What’s GOOD: love the flavor. The anise is subtle here – if you wanted it to be more predominant, double the amount of anise. I liked it just fine. My anise seeds are a bit aged, so I actually used about 1 1/2 tsp, ground up finely in my spice grinder. And for me, the chocolate chips put them over the top. Delicious.

What’s NOT: they’re a little bit fragile to handle – be gentle! Otherwise, they are a perfect biscotti specimen!

printer-friendly PDF and MasterCook file (click link to open recipe)

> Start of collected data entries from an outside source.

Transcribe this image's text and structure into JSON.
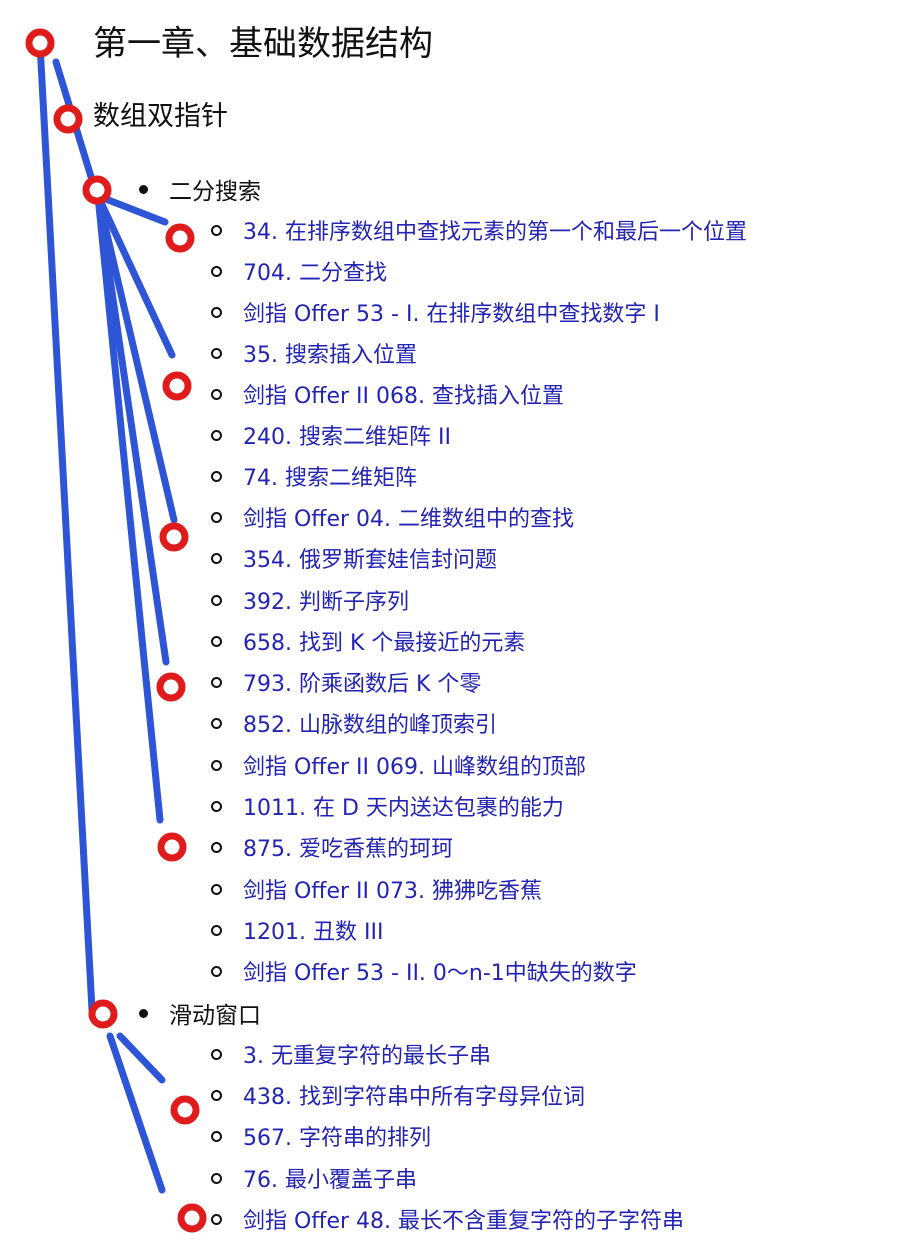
{
  "title": "第一章、基础数据结构",
  "subtitle": "数组双指针",
  "sections": [
    {
      "label": "二分搜索",
      "items": [
        "34. 在排序数组中查找元素的第一个和最后一个位置",
        "704. 二分查找",
        "剑指 Offer 53 - I. 在排序数组中查找数字 I",
        "35. 搜索插入位置",
        "剑指 Offer II 068. 查找插入位置",
        "240. 搜索二维矩阵 II",
        "74. 搜索二维矩阵",
        "剑指 Offer 04. 二维数组中的查找",
        "354. 俄罗斯套娃信封问题",
        "392. 判断子序列",
        "658. 找到 K 个最接近的元素",
        "793. 阶乘函数后 K 个零",
        "852. 山脉数组的峰顶索引",
        "剑指 Offer II 069. 山峰数组的顶部",
        "1011. 在 D 天内送达包裹的能力",
        "875. 爱吃香蕉的珂珂",
        "剑指 Offer II 073. 狒狒吃香蕉",
        "1201. 丑数 III",
        "剑指 Offer 53 - II. 0～n-1中缺失的数字"
      ]
    },
    {
      "label": "滑动窗口",
      "items": [
        "3. 无重复字符的最长子串",
        "438. 找到字符串中所有字母异位词",
        "567. 字符串的排列",
        "76. 最小覆盖子串",
        "剑指 Offer 48. 最长不含重复字符的子字符串"
      ]
    }
  ],
  "colors": {
    "link": "#2323b4",
    "text": "#111111",
    "annotation_line": "#2d55d6",
    "annotation_circle": "#e01b1b"
  }
}
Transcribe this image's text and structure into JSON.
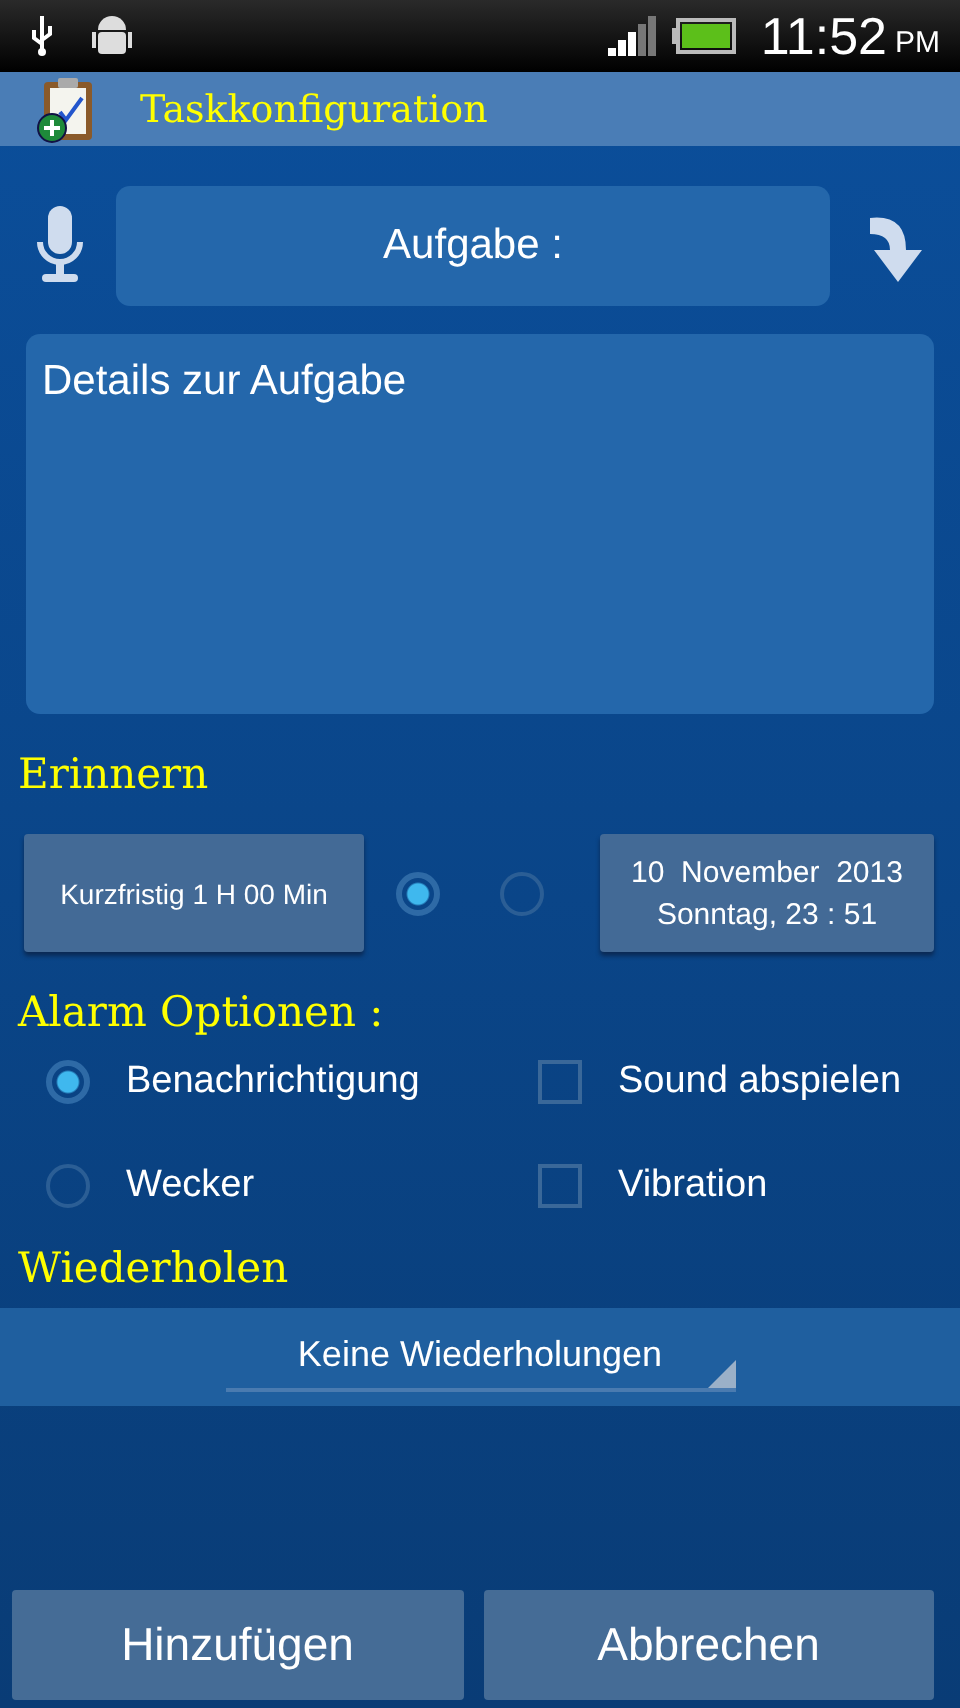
{
  "status_bar": {
    "time": "11:52",
    "ampm": "PM"
  },
  "title_bar": {
    "title": "Taskkonfiguration"
  },
  "task": {
    "placeholder": "Aufgabe :"
  },
  "details": {
    "placeholder": "Details zur Aufgabe"
  },
  "remind": {
    "heading": "Erinnern",
    "short_button": "Kurzfristig 1 H 00 Min",
    "radios": [
      {
        "selected": true
      },
      {
        "selected": false
      }
    ],
    "date_lines": [
      "10  November  2013",
      "Sonntag, 23 : 51"
    ]
  },
  "alarm": {
    "heading": "Alarm Optionen :",
    "options": [
      {
        "kind": "radio",
        "label": "Benachrichtigung",
        "selected": true
      },
      {
        "kind": "checkbox",
        "label": "Sound abspielen",
        "checked": false
      },
      {
        "kind": "radio",
        "label": "Wecker",
        "selected": false
      },
      {
        "kind": "checkbox",
        "label": "Vibration",
        "checked": false
      }
    ]
  },
  "repeat": {
    "heading": "Wiederholen",
    "value": "Keine Wiederholungen"
  },
  "buttons": [
    "Hinzufügen",
    "Abbrechen"
  ]
}
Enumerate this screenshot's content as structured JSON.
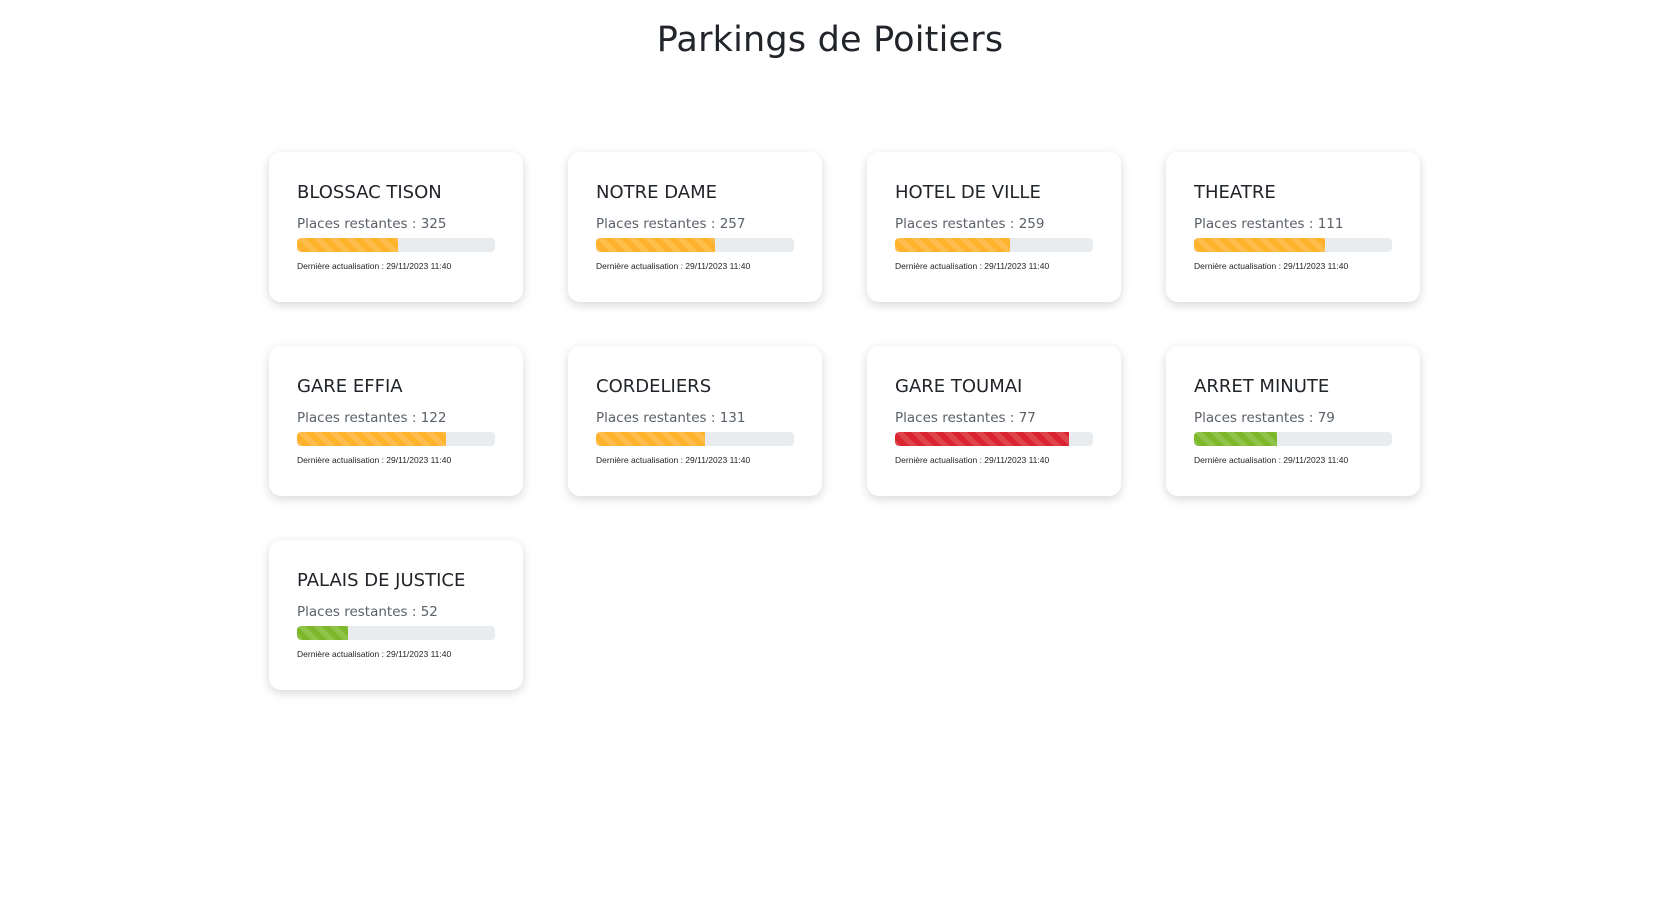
{
  "page": {
    "title": "Parkings de Poitiers"
  },
  "colors": {
    "warning": "#ffb22b",
    "danger": "#d9232e",
    "success": "#7cb82a",
    "track": "#e9ecef"
  },
  "parkings": [
    {
      "name": "BLOSSAC TISON",
      "places_label": "Places restantes : 325",
      "fill_fraction": 0.51,
      "status": "warning",
      "updated": "Dernière actualisation : 29/11/2023 11:40"
    },
    {
      "name": "NOTRE DAME",
      "places_label": "Places restantes : 257",
      "fill_fraction": 0.6,
      "status": "warning",
      "updated": "Dernière actualisation : 29/11/2023 11:40"
    },
    {
      "name": "HOTEL DE VILLE",
      "places_label": "Places restantes : 259",
      "fill_fraction": 0.58,
      "status": "warning",
      "updated": "Dernière actualisation : 29/11/2023 11:40"
    },
    {
      "name": "THEATRE",
      "places_label": "Places restantes : 111",
      "fill_fraction": 0.66,
      "status": "warning",
      "updated": "Dernière actualisation : 29/11/2023 11:40"
    },
    {
      "name": "GARE EFFIA",
      "places_label": "Places restantes : 122",
      "fill_fraction": 0.75,
      "status": "warning",
      "updated": "Dernière actualisation : 29/11/2023 11:40"
    },
    {
      "name": "CORDELIERS",
      "places_label": "Places restantes : 131",
      "fill_fraction": 0.55,
      "status": "warning",
      "updated": "Dernière actualisation : 29/11/2023 11:40"
    },
    {
      "name": "GARE TOUMAI",
      "places_label": "Places restantes : 77",
      "fill_fraction": 0.88,
      "status": "danger",
      "updated": "Dernière actualisation : 29/11/2023 11:40"
    },
    {
      "name": "ARRET MINUTE",
      "places_label": "Places restantes : 79",
      "fill_fraction": 0.42,
      "status": "success",
      "updated": "Dernière actualisation : 29/11/2023 11:40"
    },
    {
      "name": "PALAIS DE JUSTICE",
      "places_label": "Places restantes : 52",
      "fill_fraction": 0.26,
      "status": "success",
      "updated": "Dernière actualisation : 29/11/2023 11:40"
    }
  ]
}
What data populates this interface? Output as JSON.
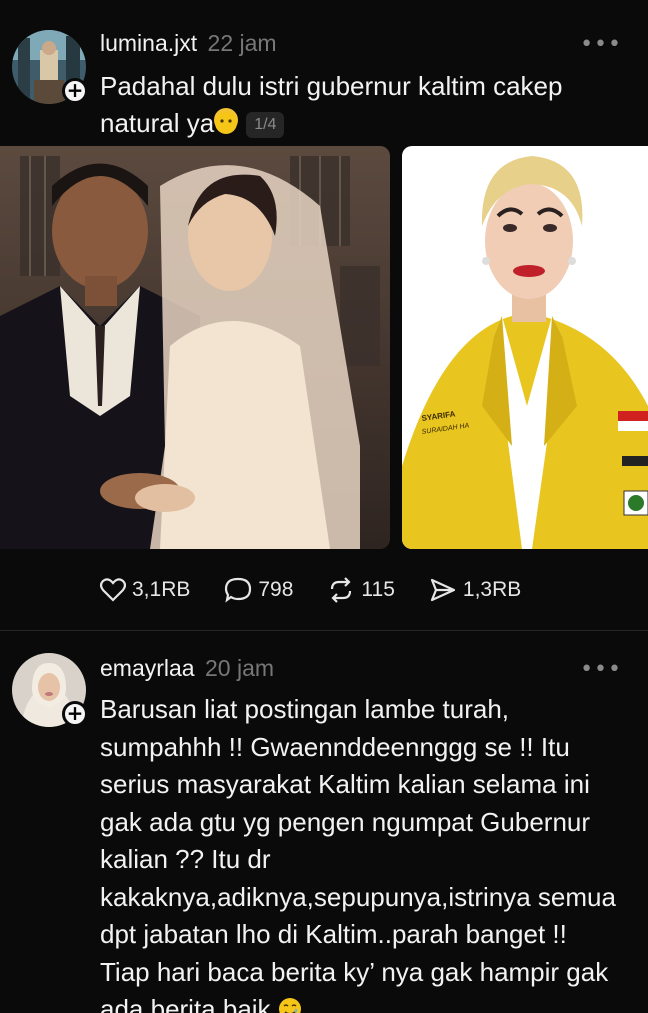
{
  "posts": [
    {
      "username": "lumina.jxt",
      "time": "22 jam",
      "text_line1": "Padahal dulu istri gubernur kaltim cakep",
      "text_line2": "natural ya",
      "counter": "1/4",
      "actions": {
        "likes": "3,1RB",
        "comments": "798",
        "reposts": "115",
        "shares": "1,3RB"
      },
      "image2_badge": "SYARIFA\nSURAIDAH HA"
    },
    {
      "username": "emayrlaa",
      "time": "20 jam",
      "lines": [
        "Barusan liat postingan lambe turah,",
        "sumpahhh !! Gwaennddeennggg se !! Itu",
        "serius masyarakat Kaltim kalian selama ini",
        "gak ada gtu yg pengen ngumpat Gubernur",
        "kalian ?? Itu dr",
        "kakaknya,adiknya,sepupunya,istrinya semua",
        "dpt jabatan lho di Kaltim..parah banget !!",
        "Tiap hari baca berita ky’ nya gak hampir gak",
        "ada berita baik"
      ]
    }
  ],
  "icons": [
    "more-icon",
    "heart-icon",
    "comment-icon",
    "repost-icon",
    "share-icon",
    "follow-plus-icon"
  ],
  "colors": {
    "background": "#0a0a0a",
    "text": "#f2f2f2",
    "muted": "#777777",
    "yellow_jacket": "#e9c520"
  }
}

* Exported from MasterCook *

Chocolate Anise Biscotti

Recipe By: Giada de Laurentiis
Serving Size: 24

2 cups all purpose flour
1 1/2 teaspoons baking powder
1/4 teaspoon salt
3/4 cup sugar
1/2 cup unsalted butter — room temperature
2 large eggs
1 teaspoon anise seed — ground finely
1 cup chocolate chips

1. Preheat the oven to 350°F.
2. Line a heavy large baking sheet with parchment paper. Whisk the flour, baking powder, and salt in a medium bowl to blend. Using an electric mixer, beat the sugar and butter in a large bowl to blend. Beat in the eggs 1 at a time. Add the flour mixture and beat just until blended. Add the ground anise seed and mix well. Stir in the chocolate chips.
3. Scoop the dough out onto your countertop. If the dough is too sticky to mold, sprinkle your countertop with a little bit of flour (keep it to a minimum). Form the dough into a 16-inch-long, 3-inch-wide log. Transfer the log to the prepared baking sheet. Bake until light golden, about 30 minutes. Cool 30 minutes.
4. Carefully place the log on a cutting board. Using a serrated knife, cut the log on a diagonal into 1/2- to 3/4-inch-thick slices. You can slice them thinner, but they’ll be more fragile. Arrange the cookies, cut side down, on the same baking sheet. Bake the cookies until pale golden, about 15 minutes. Transfer the cookies to a rack and cool completely.Will keep at room temp for a few days; otherwise, stack and place in freezer bags and then in the freezer for longer storage. They taste just great as a frozen cookie (i.e., they’re not going to break a tooth!).
Per Serving: 140 Calories; 6g Fat (41.1% calories from fat); 2g Protein; 19g Carbohydrate; 1g Dietary Fiber; 27mg Cholesterol; 59mg Sodium; 10g Total Sugars; trace Vitamin D; 40mg Calcium; 1mg Iron; 45mg Potassium; 64mg Phosphorus.